The Age reports that the syndicate allegedly bought identities and banking information from hundreds of Chinese students who returned home after studying in Australia.

“Money mules” would then be used to physically move the cash, using a single student account to conduct multiple transactions before moving to another, according to the newspaper.

Police will claim that a variety of different ATMs have been used across Melbourne to facilitate this process.

Detective Superintendent Geri Porter, head of the economic crime division at Victoria Police, told The Age that activity on suspect accounts had become less explainable as Covid-19 restrictions halted the flow of international students.

“This syndicate conducted a very mobile and agile operation and moved away from the traditional venues and outlets associated with money laundering,” she said.

The syndicate allegedly controlled more than 250 bank accounts that have sent more than $ 62 million in the past 12 months.

That makes it the largest money laundering operation to date to use the method in Australia, police say.

Mr. Hill stressed that money laundering was “not a victimless crime”. “These funds will be used to run criminal networks involved in a variety of types of crime, including the trafficking of drugs and illegal firearms,” ​​he said.
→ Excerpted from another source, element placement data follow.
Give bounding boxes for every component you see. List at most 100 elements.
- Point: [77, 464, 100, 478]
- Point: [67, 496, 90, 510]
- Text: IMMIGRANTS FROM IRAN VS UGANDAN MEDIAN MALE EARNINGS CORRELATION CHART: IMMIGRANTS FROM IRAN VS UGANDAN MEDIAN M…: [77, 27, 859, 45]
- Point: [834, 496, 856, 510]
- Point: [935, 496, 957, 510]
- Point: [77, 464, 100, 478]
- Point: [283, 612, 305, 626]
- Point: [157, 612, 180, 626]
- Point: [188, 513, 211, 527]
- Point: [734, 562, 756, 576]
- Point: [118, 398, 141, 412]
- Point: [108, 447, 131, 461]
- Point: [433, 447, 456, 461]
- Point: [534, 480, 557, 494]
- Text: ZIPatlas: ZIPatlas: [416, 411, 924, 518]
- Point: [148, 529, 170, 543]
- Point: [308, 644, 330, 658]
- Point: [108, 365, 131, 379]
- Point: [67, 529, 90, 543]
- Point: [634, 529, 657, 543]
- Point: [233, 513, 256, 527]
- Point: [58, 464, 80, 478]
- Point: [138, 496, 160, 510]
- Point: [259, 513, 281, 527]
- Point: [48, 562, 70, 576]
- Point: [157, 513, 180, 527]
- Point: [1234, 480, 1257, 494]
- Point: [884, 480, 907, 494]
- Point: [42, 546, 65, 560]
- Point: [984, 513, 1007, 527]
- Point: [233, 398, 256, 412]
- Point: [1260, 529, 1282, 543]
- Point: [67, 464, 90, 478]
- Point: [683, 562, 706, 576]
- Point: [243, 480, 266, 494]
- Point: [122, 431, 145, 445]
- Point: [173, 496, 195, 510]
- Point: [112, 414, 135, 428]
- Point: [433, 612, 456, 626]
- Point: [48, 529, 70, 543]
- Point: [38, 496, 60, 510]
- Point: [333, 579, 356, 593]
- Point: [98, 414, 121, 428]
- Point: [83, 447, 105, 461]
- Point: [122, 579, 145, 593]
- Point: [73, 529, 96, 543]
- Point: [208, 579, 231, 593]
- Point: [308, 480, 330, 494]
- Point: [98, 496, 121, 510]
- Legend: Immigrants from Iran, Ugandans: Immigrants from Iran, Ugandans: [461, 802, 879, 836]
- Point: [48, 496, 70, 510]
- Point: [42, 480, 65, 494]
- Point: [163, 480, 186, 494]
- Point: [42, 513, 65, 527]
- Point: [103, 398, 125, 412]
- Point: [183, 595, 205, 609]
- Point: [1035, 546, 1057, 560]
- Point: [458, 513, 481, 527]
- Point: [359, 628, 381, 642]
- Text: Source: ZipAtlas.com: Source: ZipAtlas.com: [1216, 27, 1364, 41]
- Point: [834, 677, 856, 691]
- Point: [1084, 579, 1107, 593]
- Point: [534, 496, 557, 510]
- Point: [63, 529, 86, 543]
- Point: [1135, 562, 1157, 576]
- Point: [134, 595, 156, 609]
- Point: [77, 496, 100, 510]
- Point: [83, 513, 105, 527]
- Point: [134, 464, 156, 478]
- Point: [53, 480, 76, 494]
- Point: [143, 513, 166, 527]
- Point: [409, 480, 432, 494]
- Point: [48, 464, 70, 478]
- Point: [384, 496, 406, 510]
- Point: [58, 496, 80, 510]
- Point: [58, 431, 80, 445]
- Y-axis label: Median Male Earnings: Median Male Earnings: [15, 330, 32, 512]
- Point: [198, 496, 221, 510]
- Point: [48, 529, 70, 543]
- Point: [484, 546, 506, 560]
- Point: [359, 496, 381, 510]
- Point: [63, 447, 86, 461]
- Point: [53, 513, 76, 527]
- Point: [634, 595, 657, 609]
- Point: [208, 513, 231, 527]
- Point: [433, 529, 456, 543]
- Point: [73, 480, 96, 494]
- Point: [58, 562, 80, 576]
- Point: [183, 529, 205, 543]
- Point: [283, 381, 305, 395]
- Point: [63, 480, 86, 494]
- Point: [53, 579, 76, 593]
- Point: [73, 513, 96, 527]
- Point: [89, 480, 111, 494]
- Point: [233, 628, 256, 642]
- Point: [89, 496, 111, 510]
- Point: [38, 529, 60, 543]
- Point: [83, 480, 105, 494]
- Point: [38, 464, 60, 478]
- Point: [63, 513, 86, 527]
“Yesterday’s results show how criminal behavior evolves as law enforcement and investigation methodology adapts accordingly.

“The Victoria Police Department and their partners will do everything in their power to hold perpetrators accountable while ensuring that those involved in serious and organized crime do not get any financial or other benefit from their nefarious criminal activities . “

AUSTRAC’s national manager Jon Brewer said the arrests “demonstrated the importance of collaboration between AUSTRAC, financial industry partners and law enforcement agencies to prevent organized criminals from exploiting the financial system and harming the community.”